UW-Milwaukee alum Satya Nadella named Microsoft CEO

MILWAUKEE (WITI) -- Microsoft has named Satya Nadella as its new CEO and announced that founder Bill Gates will step down as chairman of the company's board.

Nadella is a 22-year veteran of Microsoft who has been overseeing various aspects of the company's corporate software business since 1992. But he's also a graduate of the University of Wisconsin-Milwaukee. Nadella was one of many students from India attracted to UWM's engineering program.

K Vairan, who was the computer science chairman when Nadella attended UWM said he is not surprised by his former student's accomplishments. He says Nadella was very dedicated and hardworking.

"One day when I walked into my research lab, I found a sleeping bag on the floor. And I was just wondering what the sleeping bag was doing and I found out later that Satya had been sleeping there for several nights, trying to complete his research. He was working late into the night," said Vairan.

Over the past several years, Nadella's cloud and enterprise division has been one of Microsoft's best-performing units.

He was named CEO amid a major transition at Microsoft. The company's famed consumer business is struggling, including sales of Windows. Meanwhile, corporate revenue now makes up two-thirds of Microsoft's overall sales and is instrumental in driving Microsoft's growth.

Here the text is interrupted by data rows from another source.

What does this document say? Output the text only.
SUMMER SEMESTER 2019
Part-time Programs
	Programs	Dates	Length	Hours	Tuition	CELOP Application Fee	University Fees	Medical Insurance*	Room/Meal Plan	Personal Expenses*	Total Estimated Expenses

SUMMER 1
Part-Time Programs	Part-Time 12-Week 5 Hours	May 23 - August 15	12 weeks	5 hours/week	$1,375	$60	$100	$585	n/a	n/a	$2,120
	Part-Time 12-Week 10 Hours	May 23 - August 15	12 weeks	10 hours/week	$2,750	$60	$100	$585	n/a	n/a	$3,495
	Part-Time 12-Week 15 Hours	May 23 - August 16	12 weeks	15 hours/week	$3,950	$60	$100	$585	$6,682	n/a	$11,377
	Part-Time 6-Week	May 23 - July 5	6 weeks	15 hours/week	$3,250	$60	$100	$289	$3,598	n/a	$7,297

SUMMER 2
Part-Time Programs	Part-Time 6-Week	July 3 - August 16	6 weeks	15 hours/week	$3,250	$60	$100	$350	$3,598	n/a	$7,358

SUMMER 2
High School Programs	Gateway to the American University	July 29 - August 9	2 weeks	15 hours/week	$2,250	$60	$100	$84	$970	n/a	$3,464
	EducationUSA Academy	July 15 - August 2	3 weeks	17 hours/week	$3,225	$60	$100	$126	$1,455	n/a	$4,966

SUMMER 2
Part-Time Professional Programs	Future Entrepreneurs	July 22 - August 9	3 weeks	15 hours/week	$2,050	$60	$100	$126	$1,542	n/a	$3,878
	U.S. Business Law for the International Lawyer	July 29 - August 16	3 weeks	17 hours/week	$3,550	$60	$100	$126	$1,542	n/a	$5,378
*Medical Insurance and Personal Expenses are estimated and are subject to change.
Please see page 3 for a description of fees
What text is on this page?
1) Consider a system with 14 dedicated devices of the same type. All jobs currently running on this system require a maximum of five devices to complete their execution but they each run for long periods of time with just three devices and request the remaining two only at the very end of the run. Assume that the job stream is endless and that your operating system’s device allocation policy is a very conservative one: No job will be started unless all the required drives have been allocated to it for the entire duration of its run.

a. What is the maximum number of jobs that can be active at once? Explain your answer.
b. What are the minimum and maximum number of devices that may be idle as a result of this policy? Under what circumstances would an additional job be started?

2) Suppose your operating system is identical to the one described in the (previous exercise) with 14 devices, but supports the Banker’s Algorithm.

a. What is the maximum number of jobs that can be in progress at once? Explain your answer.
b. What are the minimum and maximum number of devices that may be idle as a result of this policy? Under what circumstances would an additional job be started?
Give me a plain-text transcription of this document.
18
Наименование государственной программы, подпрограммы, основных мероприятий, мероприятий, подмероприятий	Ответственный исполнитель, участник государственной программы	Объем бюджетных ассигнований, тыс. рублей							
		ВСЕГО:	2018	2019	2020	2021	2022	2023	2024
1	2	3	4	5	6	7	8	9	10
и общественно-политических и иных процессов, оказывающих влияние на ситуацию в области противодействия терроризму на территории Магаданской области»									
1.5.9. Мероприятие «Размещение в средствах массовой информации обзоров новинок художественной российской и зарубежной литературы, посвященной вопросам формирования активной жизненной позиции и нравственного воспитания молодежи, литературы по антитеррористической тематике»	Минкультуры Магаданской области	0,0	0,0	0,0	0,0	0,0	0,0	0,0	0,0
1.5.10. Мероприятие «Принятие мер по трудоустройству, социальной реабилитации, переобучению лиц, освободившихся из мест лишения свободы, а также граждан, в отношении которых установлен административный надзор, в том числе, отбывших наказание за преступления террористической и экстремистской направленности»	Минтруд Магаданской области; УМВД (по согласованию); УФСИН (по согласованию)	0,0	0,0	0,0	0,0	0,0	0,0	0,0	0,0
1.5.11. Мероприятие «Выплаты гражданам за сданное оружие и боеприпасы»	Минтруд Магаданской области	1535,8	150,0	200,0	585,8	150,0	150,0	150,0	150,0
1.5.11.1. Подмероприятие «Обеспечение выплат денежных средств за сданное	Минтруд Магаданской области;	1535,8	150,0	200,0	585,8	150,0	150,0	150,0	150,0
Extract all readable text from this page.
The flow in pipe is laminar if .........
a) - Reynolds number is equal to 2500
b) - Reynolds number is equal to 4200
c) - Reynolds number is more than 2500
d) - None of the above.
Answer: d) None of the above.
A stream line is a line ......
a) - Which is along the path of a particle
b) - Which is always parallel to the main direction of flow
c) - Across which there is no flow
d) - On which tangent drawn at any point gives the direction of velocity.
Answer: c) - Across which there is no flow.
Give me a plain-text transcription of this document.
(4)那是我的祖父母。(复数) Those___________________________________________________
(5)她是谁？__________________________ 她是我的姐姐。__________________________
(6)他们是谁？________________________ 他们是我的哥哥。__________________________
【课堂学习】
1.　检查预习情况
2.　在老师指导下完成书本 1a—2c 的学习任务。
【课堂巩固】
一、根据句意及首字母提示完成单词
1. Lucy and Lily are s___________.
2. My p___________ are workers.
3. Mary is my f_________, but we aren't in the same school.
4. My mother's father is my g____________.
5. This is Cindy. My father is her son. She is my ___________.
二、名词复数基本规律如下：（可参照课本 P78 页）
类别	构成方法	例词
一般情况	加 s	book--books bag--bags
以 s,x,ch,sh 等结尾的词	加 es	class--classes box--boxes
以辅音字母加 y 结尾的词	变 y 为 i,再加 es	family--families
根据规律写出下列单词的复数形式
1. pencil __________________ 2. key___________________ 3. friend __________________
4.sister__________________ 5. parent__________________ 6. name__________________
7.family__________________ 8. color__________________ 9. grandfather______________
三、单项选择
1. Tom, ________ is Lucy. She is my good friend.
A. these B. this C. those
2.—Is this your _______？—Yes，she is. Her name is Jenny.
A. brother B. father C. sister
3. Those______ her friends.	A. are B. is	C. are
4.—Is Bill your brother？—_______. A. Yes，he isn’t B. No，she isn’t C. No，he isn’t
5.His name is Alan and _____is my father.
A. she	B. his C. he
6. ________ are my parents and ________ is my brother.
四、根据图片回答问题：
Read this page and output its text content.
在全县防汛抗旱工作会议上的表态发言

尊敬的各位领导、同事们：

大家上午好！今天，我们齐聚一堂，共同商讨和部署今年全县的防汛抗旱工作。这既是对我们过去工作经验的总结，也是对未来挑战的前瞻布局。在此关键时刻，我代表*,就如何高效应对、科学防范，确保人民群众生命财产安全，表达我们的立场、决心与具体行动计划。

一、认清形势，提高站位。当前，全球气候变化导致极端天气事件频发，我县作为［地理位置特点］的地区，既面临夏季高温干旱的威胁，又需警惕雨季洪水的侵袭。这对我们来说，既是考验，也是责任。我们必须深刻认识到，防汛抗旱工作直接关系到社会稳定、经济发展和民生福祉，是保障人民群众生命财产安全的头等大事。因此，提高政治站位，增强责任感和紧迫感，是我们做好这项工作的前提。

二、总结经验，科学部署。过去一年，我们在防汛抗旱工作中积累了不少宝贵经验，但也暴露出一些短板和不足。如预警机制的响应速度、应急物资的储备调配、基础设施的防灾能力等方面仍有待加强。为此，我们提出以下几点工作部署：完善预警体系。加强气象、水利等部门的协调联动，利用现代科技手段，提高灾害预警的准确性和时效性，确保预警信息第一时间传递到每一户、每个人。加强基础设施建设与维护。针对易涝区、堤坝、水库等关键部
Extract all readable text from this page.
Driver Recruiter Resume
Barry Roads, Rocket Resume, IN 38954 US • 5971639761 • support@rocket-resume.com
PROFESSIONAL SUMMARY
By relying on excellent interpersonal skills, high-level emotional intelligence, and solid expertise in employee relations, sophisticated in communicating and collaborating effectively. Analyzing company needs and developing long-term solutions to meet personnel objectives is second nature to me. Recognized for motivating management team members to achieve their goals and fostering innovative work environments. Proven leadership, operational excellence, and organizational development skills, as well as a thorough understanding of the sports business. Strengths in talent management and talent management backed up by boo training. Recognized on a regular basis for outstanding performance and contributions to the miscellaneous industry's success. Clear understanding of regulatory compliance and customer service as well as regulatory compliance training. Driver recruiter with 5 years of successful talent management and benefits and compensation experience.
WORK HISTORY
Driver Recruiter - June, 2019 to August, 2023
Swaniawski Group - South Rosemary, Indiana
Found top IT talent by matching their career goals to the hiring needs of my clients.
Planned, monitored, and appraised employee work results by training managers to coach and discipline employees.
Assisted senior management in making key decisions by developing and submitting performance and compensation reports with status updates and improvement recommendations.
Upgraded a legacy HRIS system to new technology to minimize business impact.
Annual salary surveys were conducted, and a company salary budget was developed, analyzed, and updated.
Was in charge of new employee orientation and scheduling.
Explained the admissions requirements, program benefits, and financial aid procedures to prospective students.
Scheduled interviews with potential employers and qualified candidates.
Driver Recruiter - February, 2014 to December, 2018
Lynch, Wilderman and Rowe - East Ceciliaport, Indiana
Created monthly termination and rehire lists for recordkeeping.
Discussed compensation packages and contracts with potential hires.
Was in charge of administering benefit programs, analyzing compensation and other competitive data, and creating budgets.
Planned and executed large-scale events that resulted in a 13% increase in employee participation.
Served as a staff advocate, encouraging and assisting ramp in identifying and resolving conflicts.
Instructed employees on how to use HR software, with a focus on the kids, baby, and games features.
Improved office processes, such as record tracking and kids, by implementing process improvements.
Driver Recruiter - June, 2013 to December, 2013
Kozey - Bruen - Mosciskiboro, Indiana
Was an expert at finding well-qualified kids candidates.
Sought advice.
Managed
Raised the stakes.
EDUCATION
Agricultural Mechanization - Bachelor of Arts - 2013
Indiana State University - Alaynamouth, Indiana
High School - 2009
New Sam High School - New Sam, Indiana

Microsoft also said that Gates will be working closely with Nadella in a new technology advisor role. Gates will be replaced by current Microsoft board member and former Symantec CEO John Thompson as new chairman of Microsoft.

As Microsoft's cloud and enterprise group chief, Nadella oversees the company's server software and back-end technology for corporate customers. He also is in charge of several consumer cloud products, including Office 365, the Bing search engine, Xbox Live and Skype.

Before starting his current role, he also headed Microsoft's server and tools business, its corporate division and research and development for Microsoft's online services unit. Prior to joining Microsoft, Nadella worked at Sun Microsystems, which is now owned by Oracle.

"I couldn't be more honored to have been chosen to lead the company," Nadella said in a statement. "The opportunity ahead for Microsoft is vast, but to seize it, we must focus clearly, move faster and continue to transform."

Nadella said a main part of his job as CEO will be to speed up the process of bringing innovative products to customers. Microsoft has struggled to adapt to the mobile revolution, as Apple and Google have dominated that market.

Gates and Steve Ballmer, who is stepping down as Microsoft CEO, will remain on the company's board.